On physical examination, retinal bleeding and marked hepatosplenomegaly were noticed. No lymphadenopathy was noted.
Laboratory studies revealed white blood cell counts 12×104/cmm with 88% of abnormal lymphocytes.
These abnormal cells were about 15μ in diameter and had a pale blue gray cytoplasm with no projections on Wright-Giemsa stained films. The nucleus was large and oval with fine chromatin structure and one large prominent nucleolus.

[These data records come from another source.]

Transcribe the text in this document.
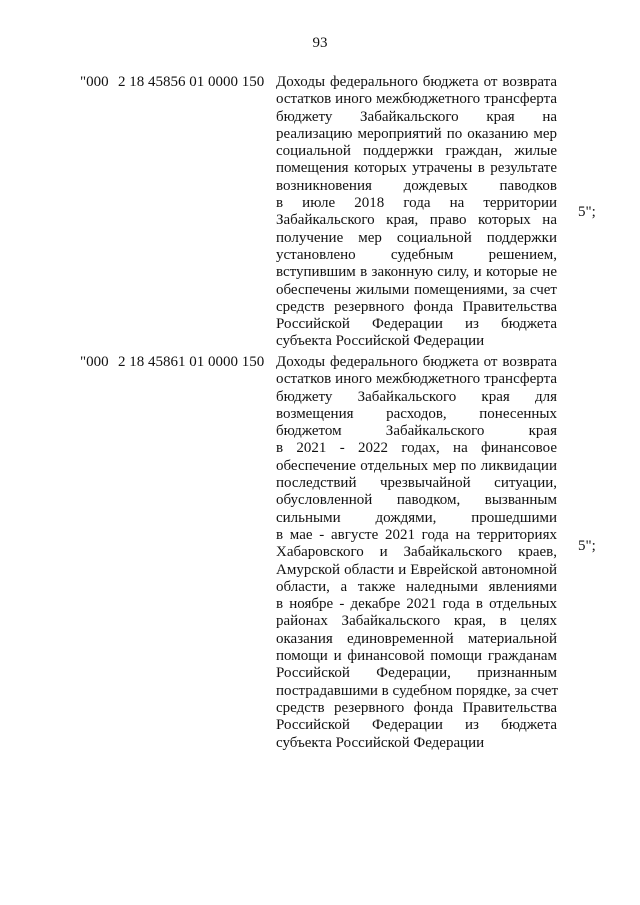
93
"000 2 18 45856 01 0000 150 Доходы федерального бюджета от возврата
остатков иного межбюджетного трансферта
бюджету Забайкальского края на
реализацию мероприятий по оказанию мер
социальной поддержки граждан, жилые
помещения которых утрачены в результате
возникновения дождевых паводков
в июле 2018 года на территории
Забайкальского края, право которых на
получение мер социальной поддержки
установлено судебным решением,
вступившим в законную силу, и которые не
обеспечены жилыми помещениями, за счет
средств резервного фонда Правительства
Российской Федерации из бюджета
субъекта Российской Федерации
5";
"000 2 18 45861 01 0000 150 Доходы федерального бюджета от возврата
остатков иного межбюджетного трансферта
бюджету Забайкальского края для
возмещения расходов, понесенных
бюджетом Забайкальского края
в 2021 - 2022 годах, на финансовое
обеспечение отдельных мер по ликвидации
последствий чрезвычайной ситуации,
обусловленной паводком, вызванным
сильными дождями, прошедшими
в мае - августе 2021 года на территориях
Хабаровского и Забайкальского краев,
Амурской области и Еврейской автономной
области, а также наледными явлениями
в ноябре - декабре 2021 года в отдельных
районах Забайкальского края, в целях
оказания единовременной материальной
помощи и финансовой помощи гражданам
Российской Федерации, признанным
пострадавшими в судебном порядке, за счет
средств резервного фонда Правительства
Российской Федерации из бюджета
субъекта Российской Федерации
5";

Under electronmicroscopy, cytoplasm of the abnormal cell contained a few mitochondria which accumulated to one side of the cells and a few microvilli. Ribosomes were dispersed.
These leukemic cells were not stained by peroxidase, naphthol AS-D chloroacetate esterase, α-naphythyl acetate esterase, nor by PAS staining. Moreover, they were almost negative for acid phosphatase and had no resistance to L (+) tartaric acid. Murmidase activities in the serum and urine were within normal limits. No terminal deoxynucleotidyl transferase activity was detected in these leukemic cells.
Eighty seven per cent of the leukemic cells had monoclonal IgM-K type surface immunoglobulin which was demonstrated by the indirect immunofluorescence method, and forty per cent of the leukemic cells formed the EAC rosette.